GTM Product Launches
Supported product development and go-to-market execution for a fast-growing Asian food brand. Coordinated cross-functional teams, managed timelines, and helped translate business needs into clear requirements and launch-ready deliverables.
The Mission
A-Sha Foods is a premium Asian noodle brand scaling rapidly in the US market. They were growing fast but lacked the structure to keep up — launches felt improvised, handoffs got lost, and no one had a clear picture of where things stood.

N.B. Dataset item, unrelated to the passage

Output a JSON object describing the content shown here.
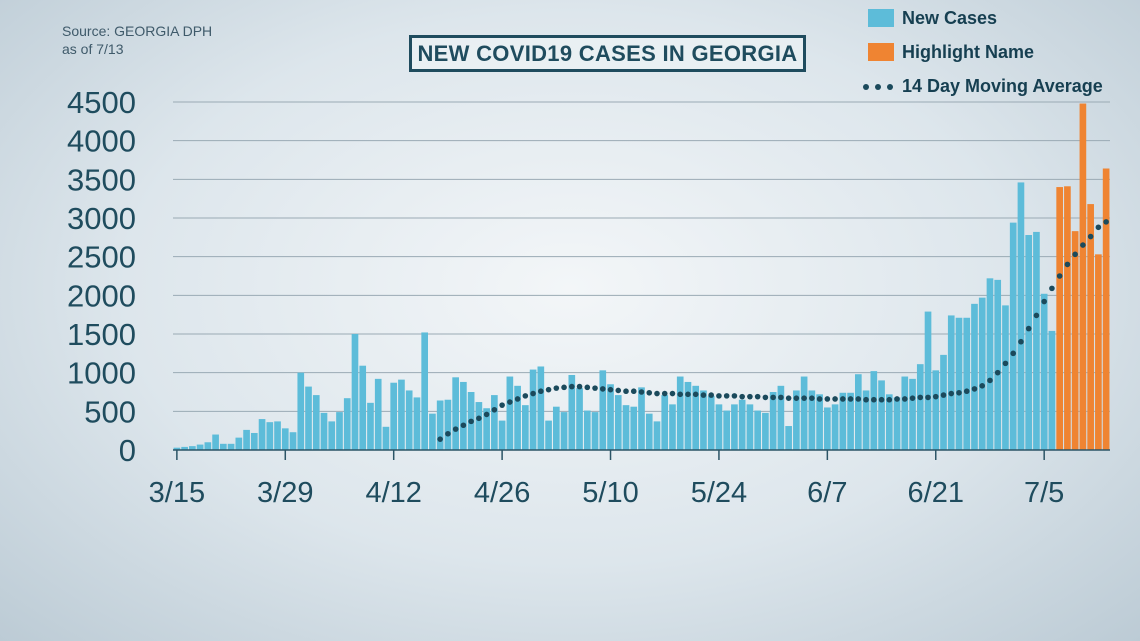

They needed someone to bridge the gap between product vision and execution. I stepped in to build the systems that would make launches repeatable, not just survivable.
Building from Zero
There was no playbook when I arrived. No templates, no standardized timelines, no single source of truth for launch status. So I built it — piece by piece — while simultaneously supporting active product launches.
Team Coordination
Coordinating cross-functional teams across product development, marketing, operations, and logistics
Timeline Management
Managing milestones and deliverables to keep launches on track
Spec Development
Translating business needs into clear, actionable product requirements and specs
Creative Support
Supporting packaging and creative development with product-level input and competitive benchmarks
Analytics
Building dashboards and internal reports to track performance and surface insights
GTM Alignment
Aligning pricing, packaging, and go-to-market timelines across retail and DTC channels
Documentation
Creating structured handoff materials so nothing fell through the cracks
Built the company's first structured go-to-market process from scratch — and the team kept using it after I left.
Creating Clarity
In a startup moving this fast, my biggest contribution was clarity. I focused on creating structure where there was none — requirement templates, review cadences, status dashboards — so every stakeholder knew exactly what was expected and when.
The goal wasn't to slow things down with process. It was to remove the ambiguity that was already slowing things down. When everyone can see the plan, everyone can move faster.